In questa nuova ottica ecumenica, allora, la prossima visita del Patriarca alla tomba di San Nicola, il santo dei poveri, “amante” degli stranieri, diventa oltre modo significativa per il futuro della vocazione ecumenica della nostra diocesi. Ciò corrisponde ai fatti.

Da anni ormai l’attività ecumenica diocesana, che chiameremmo “di base”, si svolge prevalentemente nell’accoglienza di comunità ortodosse costituite da immigrati e rifugiati, uomini e donne, in cerca di lavoro. Essi sono georgiani, rumeni, eritrei ed etiopici che ogni domenica mattina popolano le strade e i vicoli di Bari vecchia in cerca delle chiese di S. Gregorio, di Santa Chiara, di San Gaetano; chiese assegnate loro da Padre Arcivescovo “in affido” per la celebrazione della Divina Liturgia nei diversi riti ortodossi, bizantino e copto. La presenza delle comunità ecclesiali “straniere” aiuterà la nostra Chiesa locale a riscoprire il senso missionario della sua testimonianza nel territorio barese e a rivivere il dinamismo biblico della speranza cristiana.
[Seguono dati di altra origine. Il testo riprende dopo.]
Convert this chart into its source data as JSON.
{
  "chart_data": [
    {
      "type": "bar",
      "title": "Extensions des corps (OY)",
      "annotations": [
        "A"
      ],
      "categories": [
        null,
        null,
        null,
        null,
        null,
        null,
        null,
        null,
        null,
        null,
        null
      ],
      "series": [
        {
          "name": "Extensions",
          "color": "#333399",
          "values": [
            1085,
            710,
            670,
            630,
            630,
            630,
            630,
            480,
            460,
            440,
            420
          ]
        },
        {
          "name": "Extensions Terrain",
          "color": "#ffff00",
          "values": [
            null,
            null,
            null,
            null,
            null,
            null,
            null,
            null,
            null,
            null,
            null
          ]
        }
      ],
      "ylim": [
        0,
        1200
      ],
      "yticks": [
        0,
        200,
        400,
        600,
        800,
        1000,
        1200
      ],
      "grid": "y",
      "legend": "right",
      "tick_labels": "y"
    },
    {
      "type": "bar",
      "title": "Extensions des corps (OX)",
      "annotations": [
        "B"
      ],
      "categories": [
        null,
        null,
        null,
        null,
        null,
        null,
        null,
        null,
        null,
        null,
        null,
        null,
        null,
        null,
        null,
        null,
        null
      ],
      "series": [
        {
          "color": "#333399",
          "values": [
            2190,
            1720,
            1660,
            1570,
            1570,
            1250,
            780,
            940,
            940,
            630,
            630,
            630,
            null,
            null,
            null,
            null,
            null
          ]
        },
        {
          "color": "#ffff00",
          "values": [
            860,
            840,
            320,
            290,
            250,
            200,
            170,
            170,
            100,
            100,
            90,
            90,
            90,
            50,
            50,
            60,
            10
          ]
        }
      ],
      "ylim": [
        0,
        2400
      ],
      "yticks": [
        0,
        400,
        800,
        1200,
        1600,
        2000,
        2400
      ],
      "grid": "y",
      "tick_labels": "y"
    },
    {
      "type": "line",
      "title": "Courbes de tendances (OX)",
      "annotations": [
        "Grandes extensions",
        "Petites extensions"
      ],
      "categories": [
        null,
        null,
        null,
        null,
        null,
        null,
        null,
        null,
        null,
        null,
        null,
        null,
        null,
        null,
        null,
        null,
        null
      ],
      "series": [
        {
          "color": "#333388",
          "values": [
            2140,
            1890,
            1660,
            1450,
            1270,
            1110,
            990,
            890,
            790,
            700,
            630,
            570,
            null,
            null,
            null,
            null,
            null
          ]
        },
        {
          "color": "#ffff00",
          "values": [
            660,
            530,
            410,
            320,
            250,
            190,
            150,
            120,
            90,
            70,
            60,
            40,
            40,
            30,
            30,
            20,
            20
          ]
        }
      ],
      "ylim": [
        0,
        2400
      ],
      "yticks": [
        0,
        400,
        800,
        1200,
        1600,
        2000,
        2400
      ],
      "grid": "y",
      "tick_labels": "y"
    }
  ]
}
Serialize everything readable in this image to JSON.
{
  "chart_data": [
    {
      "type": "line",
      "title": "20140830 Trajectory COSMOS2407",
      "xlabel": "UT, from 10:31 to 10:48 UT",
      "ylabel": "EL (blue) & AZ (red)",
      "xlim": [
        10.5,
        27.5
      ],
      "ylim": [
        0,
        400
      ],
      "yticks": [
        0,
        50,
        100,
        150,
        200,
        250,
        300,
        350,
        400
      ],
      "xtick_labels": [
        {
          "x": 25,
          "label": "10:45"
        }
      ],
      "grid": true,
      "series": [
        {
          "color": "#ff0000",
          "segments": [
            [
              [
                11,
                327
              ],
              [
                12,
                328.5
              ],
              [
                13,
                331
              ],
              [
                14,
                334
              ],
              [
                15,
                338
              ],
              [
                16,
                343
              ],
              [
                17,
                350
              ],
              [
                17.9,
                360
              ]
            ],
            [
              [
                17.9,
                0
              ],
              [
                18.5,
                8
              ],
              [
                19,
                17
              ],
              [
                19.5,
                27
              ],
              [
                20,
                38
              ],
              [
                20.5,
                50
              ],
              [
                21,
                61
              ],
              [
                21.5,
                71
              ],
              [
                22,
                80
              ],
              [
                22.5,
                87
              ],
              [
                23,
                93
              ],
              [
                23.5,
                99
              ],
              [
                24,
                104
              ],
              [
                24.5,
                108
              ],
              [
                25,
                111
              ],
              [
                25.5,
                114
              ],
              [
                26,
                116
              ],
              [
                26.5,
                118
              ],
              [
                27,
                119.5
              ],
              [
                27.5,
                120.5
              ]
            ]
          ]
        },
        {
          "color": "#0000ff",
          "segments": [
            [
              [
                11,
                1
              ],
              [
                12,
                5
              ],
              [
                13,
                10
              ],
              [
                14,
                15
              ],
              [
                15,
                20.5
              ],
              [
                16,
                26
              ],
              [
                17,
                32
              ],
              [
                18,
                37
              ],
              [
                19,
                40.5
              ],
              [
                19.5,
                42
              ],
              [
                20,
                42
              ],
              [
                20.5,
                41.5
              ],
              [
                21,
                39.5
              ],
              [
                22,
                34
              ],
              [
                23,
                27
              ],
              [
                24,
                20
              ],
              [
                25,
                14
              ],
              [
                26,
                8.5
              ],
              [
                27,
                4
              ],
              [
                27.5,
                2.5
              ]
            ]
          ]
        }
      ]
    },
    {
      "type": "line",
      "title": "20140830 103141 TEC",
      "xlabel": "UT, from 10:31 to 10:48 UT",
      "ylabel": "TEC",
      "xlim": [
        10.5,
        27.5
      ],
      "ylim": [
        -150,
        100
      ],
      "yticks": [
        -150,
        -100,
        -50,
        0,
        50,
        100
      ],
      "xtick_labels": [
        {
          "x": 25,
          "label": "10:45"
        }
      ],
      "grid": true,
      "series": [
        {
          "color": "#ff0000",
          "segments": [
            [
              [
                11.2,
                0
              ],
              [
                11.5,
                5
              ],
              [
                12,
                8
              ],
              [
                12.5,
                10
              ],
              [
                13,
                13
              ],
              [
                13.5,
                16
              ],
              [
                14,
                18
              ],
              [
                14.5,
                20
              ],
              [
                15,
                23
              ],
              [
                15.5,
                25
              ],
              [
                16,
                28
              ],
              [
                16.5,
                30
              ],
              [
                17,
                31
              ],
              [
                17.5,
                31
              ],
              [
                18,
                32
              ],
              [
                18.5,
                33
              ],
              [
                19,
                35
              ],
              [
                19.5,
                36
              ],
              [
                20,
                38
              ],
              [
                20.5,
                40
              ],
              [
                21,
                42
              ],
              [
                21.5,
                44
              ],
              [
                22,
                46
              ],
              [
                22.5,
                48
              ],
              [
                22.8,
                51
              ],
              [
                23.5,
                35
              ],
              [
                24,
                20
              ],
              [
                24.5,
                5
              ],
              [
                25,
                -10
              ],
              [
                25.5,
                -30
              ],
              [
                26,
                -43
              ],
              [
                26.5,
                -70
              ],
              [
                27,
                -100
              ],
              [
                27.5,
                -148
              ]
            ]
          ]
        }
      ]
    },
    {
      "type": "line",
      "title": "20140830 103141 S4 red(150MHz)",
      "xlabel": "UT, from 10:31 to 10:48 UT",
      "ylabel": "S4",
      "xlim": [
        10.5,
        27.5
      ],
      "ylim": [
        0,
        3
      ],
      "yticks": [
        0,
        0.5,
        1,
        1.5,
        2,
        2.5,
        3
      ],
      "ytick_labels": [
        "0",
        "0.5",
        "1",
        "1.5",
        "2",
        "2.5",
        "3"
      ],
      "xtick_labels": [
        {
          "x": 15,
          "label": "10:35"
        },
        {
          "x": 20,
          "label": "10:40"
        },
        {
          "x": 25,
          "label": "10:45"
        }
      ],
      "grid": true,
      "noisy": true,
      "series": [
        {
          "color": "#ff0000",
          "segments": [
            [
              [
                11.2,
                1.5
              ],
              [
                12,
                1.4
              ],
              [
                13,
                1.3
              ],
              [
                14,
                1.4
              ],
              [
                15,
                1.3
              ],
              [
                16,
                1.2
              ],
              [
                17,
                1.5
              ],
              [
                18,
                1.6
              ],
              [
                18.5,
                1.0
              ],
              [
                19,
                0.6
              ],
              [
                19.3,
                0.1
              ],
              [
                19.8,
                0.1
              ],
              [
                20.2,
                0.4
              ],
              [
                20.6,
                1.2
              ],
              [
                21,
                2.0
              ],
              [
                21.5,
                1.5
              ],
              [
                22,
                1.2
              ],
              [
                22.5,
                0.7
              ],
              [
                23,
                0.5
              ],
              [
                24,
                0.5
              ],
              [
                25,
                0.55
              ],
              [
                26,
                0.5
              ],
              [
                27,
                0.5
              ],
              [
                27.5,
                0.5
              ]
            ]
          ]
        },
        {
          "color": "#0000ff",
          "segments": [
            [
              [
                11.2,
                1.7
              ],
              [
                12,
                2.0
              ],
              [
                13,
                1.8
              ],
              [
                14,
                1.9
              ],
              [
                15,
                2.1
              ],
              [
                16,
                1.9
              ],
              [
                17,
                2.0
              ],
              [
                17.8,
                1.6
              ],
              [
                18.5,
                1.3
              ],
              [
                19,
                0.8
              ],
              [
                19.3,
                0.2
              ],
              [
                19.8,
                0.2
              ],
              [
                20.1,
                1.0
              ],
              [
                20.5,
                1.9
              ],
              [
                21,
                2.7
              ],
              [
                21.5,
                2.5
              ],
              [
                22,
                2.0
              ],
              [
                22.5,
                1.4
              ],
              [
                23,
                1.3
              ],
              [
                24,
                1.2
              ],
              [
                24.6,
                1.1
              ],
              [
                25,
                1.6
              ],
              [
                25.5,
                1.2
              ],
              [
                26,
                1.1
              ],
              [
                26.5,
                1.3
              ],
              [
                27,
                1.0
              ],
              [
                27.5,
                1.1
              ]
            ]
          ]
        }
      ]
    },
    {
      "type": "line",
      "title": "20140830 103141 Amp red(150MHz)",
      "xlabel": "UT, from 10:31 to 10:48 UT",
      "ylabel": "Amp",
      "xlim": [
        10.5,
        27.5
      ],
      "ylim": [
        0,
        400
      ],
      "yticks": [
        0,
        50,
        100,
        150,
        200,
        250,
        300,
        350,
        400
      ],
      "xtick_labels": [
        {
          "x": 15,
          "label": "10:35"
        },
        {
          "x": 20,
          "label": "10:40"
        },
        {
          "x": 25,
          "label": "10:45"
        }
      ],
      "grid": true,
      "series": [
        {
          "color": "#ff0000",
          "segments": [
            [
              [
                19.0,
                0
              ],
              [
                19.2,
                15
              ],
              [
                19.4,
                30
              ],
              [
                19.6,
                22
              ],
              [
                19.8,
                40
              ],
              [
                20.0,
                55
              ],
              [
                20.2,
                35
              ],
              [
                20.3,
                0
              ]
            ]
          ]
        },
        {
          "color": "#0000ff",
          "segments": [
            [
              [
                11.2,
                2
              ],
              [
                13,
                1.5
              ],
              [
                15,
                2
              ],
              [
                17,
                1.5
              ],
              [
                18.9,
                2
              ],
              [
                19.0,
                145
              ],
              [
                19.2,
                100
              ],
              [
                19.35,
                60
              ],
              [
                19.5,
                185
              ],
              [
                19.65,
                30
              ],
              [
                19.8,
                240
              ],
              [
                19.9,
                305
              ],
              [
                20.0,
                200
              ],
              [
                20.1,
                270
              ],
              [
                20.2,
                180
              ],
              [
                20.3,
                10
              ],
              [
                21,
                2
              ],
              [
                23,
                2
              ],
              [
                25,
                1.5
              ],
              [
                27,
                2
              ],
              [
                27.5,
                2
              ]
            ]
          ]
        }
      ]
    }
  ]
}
Le ragioni della ritrovata dimensione missionaria dell’ecumenismo mi sembrano essere due. La prima è ecclesiologica ed ha il suo motivo nel fatto che la chiesa di Bari-Bitonto è posta in mezzo agli uomini come segno di comunione. Realtà dalla quale gli uomini possono imparare dove va l’unità della società pugliese. La seconda è sociologica ed ha la sua ragione nel fatto che la comunità diocesana non può stare “di fronte” alla vita della gente, gratificata in se stessa o severamente critica nei suoi confronti. E’ in questa visione missionaria che va collocata la intensa attività della Caritas Diocesana che sempre più si innerva nei diversi impegni caritativi delle comunità parrocchiali. Ma, nell’attenzione “agli altri”, la comunione ecumenica non rischia di dimenticare se stessa come “comunione nella santità di fede e dei sacramenti”, (come vuole il Documento di Bari del 1987 della Commissione Teologica per il dialogo ufficiale tra la chiesa cattolica e le chiese ortodosse), per esternarsi troppo sull’umano? La risposta non è in una dialettica, teorica e inconcludente, ma nella persona di Cristo, Figlio di Dio “fatto uomo”, di cui la Chiesa continua l’Incarnazione nella storia, per opera dello Spirito Santo.